Schaufensterpuppe in Friedrichshain

Das geht doch auf keine Kuhhaut!

Gerd aus Mecklenburg-Vorpommern schreibt: „[…] Mir ist gerade Folgendes entwichen: Das geht doch auf keine Kuhhaut! Woher stammt diese Redewendung?“

Ich habe für Dich recherchiert, lieber Gerd: Der Ausruf Das geht auf keine Kuhhaut stammt aus dem Mittelalter. Damals schrieb man noch nicht auf Papier, sondern auf Pergament. Dieses Material gewann man aus verschiedenen Tieren: Schafen, Ziegen oder Kälbern. Je größer das Tier, desto größer auch das Pergament. Und so ein Pergament aus Kuh ist eben ein ganz besonders großes. So weit, so gut. Und nun?

Damals jedenfalls glaubten die Menschen, der Teufel würde all ihre Sünden auf Pergament notieren und sie ihnen nach ihrem Ableben darlegen. Ah, man ahnt es schon: Passten all diese Sünden nicht einmal auf eine Kuhhaut – nämlich auf ein besonders großes Pergament! –, so hatte der betreffende Sünder mächtig viel auf dem Kerbholz

Die Redensart Das geht auf keine Kuhhaut drückt heute aus, dass etwas zuviel des Guten – oder eben des Schlechten – ist. Ja, und manchmal ist es auch der Tropfen, der das Fass zum Überlaufen bringt. Doch dazu später.

Das geht doch auf keine Kuhhaut! – Bullen auf Pferden (in Denver, Colorado/USA)

Es zieht wie Hechtsuppe

Meine Güte, ist das windig draußen! In unserer schönen Berliner Altbauwohnung sind ein paar Fenster geöffnet. Sie schlagen kräftig gegen die Rahmen. Es zieht wie Hechtsuppe!
Schluss mit dem Lüften. Hingeeilt, und die Fenster geschlossen. Ruhe – und Windstille.

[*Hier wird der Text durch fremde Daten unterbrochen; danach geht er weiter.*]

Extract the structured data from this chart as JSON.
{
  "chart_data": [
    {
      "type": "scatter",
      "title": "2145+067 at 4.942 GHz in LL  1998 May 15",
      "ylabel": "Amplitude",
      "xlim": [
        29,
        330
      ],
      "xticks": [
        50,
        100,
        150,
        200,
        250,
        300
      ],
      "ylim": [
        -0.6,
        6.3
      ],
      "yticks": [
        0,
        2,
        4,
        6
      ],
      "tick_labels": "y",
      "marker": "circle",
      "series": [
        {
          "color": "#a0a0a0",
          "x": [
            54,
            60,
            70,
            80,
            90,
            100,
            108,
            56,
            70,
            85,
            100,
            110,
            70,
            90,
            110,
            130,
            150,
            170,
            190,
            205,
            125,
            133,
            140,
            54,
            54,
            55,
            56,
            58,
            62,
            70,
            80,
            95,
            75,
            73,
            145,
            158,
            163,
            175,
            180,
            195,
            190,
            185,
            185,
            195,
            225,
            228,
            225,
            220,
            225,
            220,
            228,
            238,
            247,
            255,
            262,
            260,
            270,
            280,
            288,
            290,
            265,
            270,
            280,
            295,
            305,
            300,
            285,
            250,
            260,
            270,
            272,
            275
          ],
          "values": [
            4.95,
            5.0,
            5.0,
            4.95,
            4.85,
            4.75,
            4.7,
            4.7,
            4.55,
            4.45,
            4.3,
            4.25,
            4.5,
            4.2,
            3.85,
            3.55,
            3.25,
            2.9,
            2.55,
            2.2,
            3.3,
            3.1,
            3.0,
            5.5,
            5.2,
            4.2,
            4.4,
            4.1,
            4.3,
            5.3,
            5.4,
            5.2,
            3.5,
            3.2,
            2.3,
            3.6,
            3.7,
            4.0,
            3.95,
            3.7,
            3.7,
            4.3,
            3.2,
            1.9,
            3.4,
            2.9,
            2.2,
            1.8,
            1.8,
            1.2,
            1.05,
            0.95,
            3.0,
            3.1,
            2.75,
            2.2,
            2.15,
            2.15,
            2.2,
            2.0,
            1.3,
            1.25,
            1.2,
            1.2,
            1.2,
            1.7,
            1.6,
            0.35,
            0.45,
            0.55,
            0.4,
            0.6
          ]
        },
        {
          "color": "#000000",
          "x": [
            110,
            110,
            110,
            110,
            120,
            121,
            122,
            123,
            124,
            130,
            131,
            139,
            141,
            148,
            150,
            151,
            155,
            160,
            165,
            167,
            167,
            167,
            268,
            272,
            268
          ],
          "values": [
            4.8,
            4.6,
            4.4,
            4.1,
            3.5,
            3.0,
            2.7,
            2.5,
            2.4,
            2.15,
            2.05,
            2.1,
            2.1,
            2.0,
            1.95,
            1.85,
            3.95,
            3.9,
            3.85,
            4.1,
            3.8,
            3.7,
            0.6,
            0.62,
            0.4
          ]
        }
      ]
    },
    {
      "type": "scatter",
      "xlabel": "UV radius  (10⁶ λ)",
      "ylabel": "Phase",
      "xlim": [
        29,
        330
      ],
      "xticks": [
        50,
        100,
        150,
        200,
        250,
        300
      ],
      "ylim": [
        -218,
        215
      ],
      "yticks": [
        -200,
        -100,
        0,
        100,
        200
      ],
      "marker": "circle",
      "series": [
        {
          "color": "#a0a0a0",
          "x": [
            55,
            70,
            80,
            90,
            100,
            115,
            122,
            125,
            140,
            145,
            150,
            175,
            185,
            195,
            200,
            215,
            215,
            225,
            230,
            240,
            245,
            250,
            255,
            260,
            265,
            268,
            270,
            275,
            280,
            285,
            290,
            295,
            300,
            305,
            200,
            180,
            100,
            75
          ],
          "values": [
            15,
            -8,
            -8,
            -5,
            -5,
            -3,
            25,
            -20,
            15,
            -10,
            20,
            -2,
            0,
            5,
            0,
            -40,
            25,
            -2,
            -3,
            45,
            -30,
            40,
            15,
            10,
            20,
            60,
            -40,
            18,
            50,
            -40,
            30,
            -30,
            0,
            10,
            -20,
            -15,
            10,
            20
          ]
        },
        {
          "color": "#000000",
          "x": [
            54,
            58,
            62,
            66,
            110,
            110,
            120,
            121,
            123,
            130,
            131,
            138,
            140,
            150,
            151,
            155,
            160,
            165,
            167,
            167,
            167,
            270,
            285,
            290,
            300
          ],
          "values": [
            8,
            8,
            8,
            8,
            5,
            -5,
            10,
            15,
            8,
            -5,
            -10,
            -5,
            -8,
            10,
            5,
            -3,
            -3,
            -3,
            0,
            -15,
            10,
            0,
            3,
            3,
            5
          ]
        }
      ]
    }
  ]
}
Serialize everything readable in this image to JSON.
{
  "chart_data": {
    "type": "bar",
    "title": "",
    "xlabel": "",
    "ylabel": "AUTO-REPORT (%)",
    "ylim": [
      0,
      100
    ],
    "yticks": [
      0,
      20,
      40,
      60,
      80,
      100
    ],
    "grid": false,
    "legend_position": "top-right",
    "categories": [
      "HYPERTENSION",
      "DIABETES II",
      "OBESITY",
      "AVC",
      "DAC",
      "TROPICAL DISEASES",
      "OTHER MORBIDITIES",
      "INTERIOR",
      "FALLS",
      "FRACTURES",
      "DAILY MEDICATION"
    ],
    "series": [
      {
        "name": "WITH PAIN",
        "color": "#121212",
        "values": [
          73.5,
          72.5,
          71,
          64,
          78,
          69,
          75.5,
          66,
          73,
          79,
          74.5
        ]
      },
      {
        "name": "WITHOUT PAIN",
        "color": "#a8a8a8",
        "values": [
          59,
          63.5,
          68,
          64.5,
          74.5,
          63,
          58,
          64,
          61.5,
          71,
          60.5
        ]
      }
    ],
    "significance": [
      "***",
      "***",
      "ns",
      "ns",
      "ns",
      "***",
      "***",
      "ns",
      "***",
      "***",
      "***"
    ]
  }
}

Doch keine Stille in meinen Gedanken: Bezieht sich die Redensart Es zieht wie Hechtsuppe auf ein Fischgericht? (Hmmm, schmackhafte Hechtsuppe mit vielen Zwiebeln und frischem Suppengrün! Abgeschmeckt mit leckerem Weißwein …) Ja, das könnte man meinen oder: möchte man wohl eher.

Denn: Was hat ein kalter Luftzug mit einem leckeren Mahl zu tun?
Hier die Erklärung für alle Wissenshungrigen:
Hechtsuppe ist eine Verballhornung der jiddischen Wörter hech („wie“) und supha („Sturm“). Oh ja, das klingt wie Hechtsuppe.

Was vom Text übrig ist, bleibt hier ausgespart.